Are you financially ready?
Think beyond baby gear, which is a one-time expense. Factor in the monthly cost of formula if you're not breastfeeding, diapers, clothing, and daycare if both parents are returning to work. Are your jobs stable? Will you have more potential earning power as your child ages and expenses increase? If one of you wants to stay home with the baby, is the other's salary enough to support the family? Are you ready to make the financial sacrifices that may be necessary to raise a child?
Are we ready for another baby?
If you are considering having another baby, it is important to address the previous concerns while also considering how a new baby will affect your family. A new baby decreases the time and attention you have for older children. Think about short-term and long-term advantages and disadvantages to having children close in age and to having them more spaced out.

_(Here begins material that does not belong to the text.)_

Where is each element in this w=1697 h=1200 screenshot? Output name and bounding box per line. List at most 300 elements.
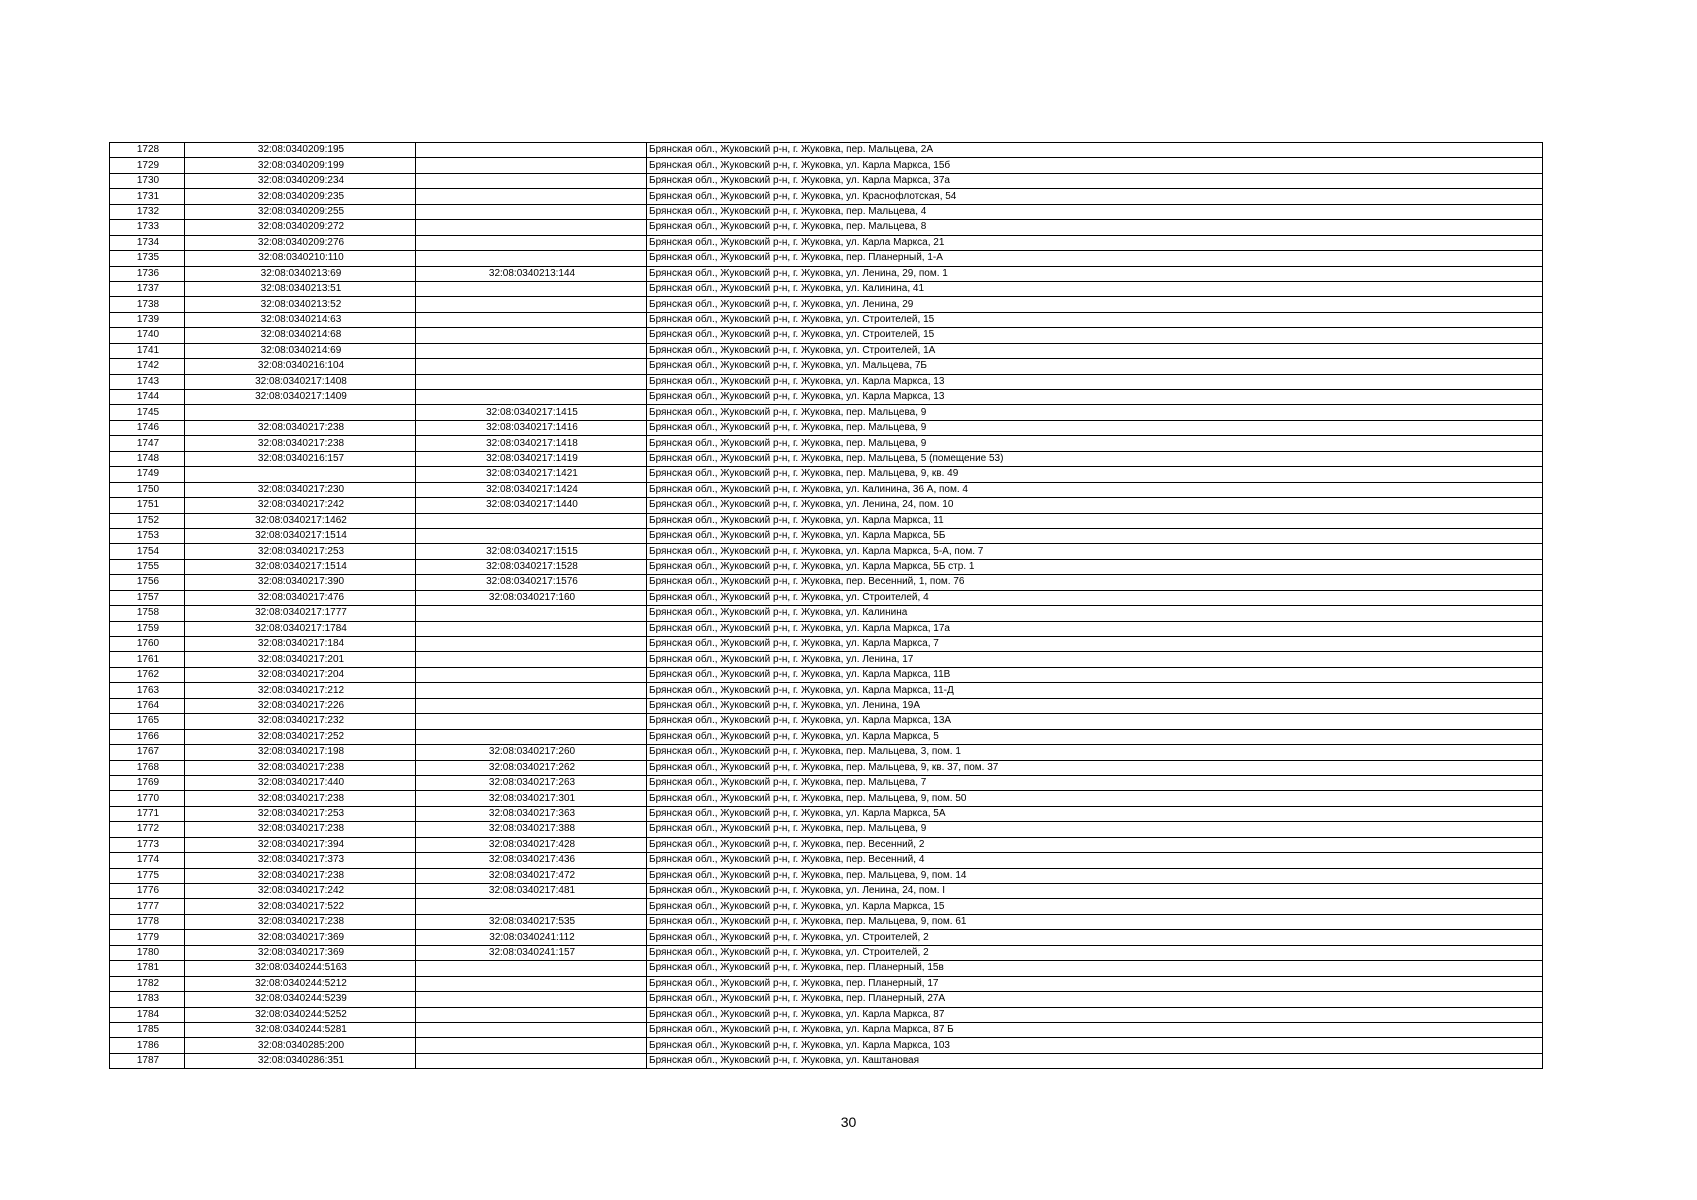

Consider the personalities and needs of your children before deciding when to have another. Also consider that studies have shown that waiting at least 18 months between pregnancies is healthier for the mother and baby.
While there's never a “perfect” time to have a baby, you should wait for a “good” time. Discuss all concerns, and make sure you and your partner are in agreement. Remember that while it may take a while to get pregnant, you may also conceive right away - be fully prepared before you start trying.